Так между нами пролегла трещина, и с каждым днем она становилась все шире. Джо знает об этом, но думает, что мальчик должен сам сделать выбор. Джо привязан ко мне, хотя порой мне кажется, что он меня боится. Всего лишь раз или два он упомянул о той ночи, когда Ким и я вынесли его из леса, но он никогда о ней не забывает. Он всегда помнит о том, чем он обязан Киму и мне, и, хотя его взгляд на жизнь отличается от моего, он меня старается понять. Он знает о моих честолюбивых планах для Карлиона. В конце концов когда-то я была полна честолюбивых замыслов и по поводу самого Джо.

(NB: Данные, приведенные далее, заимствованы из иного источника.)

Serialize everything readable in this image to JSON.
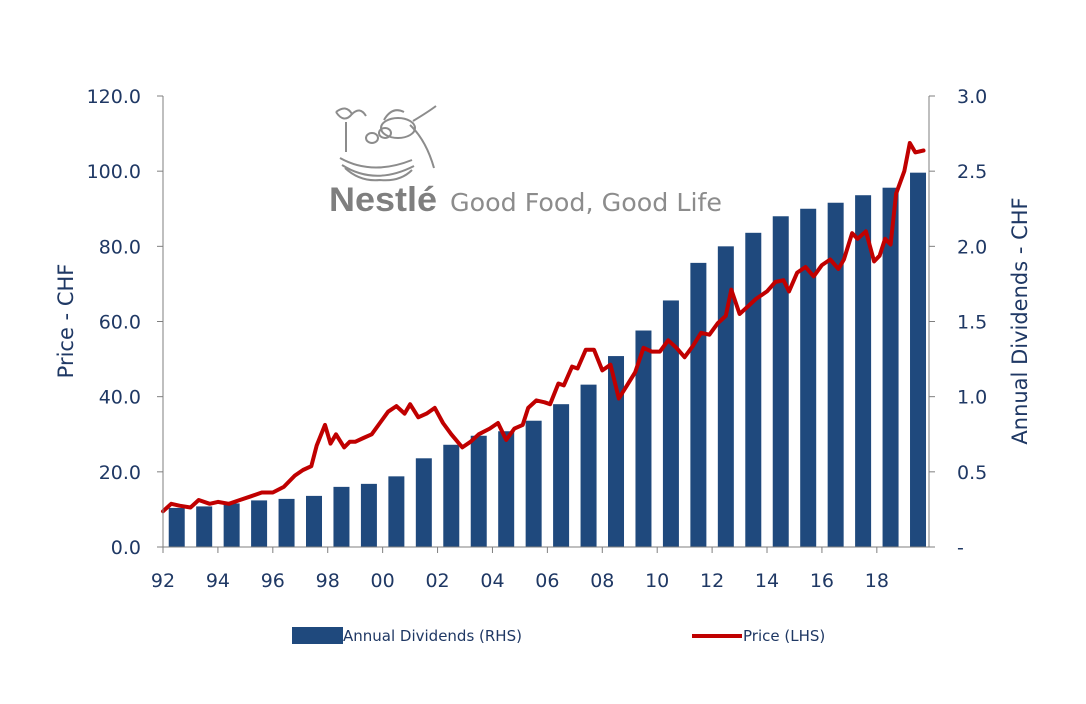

Он разговаривал с мальчиком, пытался убедить его, что жизнь сельского ветеринара, достаточно приятная для необразованного дядюшки Джо, не годится для сэра Карлиона.
Но Карлион остается непреклонен, и я тоже. Я замечаю, что он уже избегает бывать со мной наедине. От этого, и от того, что я вынуждена каждый день с завистью смотреть на счастливую семью в аббатстве, я задаю себе вопрос: «Какую удачу принесли мне все мои ухищрения?»
Дэвид Киллигрю часто пишет мне. Он все еще викарий, а его мать все еще жива. Мне бы надо написать Дэвиду и сказать ему, что я больше никогда не выйду замуж. Но я этого не делаю. Мне доставляет удовольствие думать, что Дэвид ждет и надеется. Благодаря этому я чувствую, что и я для кого-то много значу.
Ким и Меллиора говорят мне, что я много значу для них. Меллиора зовет меня своей сестрой — и Ким зовет меня сестрой. Ким, к которому я всегда тянулась душой и телом! Мы были созданы друг для друга, иногда мне хочется сказать это вслух, но ему невдомек.
Он однажды сказал мне, что полюбил Меллиору, когда услышал, как она забрала меня домой с Трелинкетской ярмарки. «Она выглядела такой мягкой, нежной, — сказал он, — и оказалась способна на такой поступок. Мягкость и сила, Керенса. Превосходное сочетание, причем сила всегда для кого-то другого. Такова моя Меллиора. А потом она привела вас на бал! Не стоит обманываться мягкостью моей Меллиоры — это мягкость силы».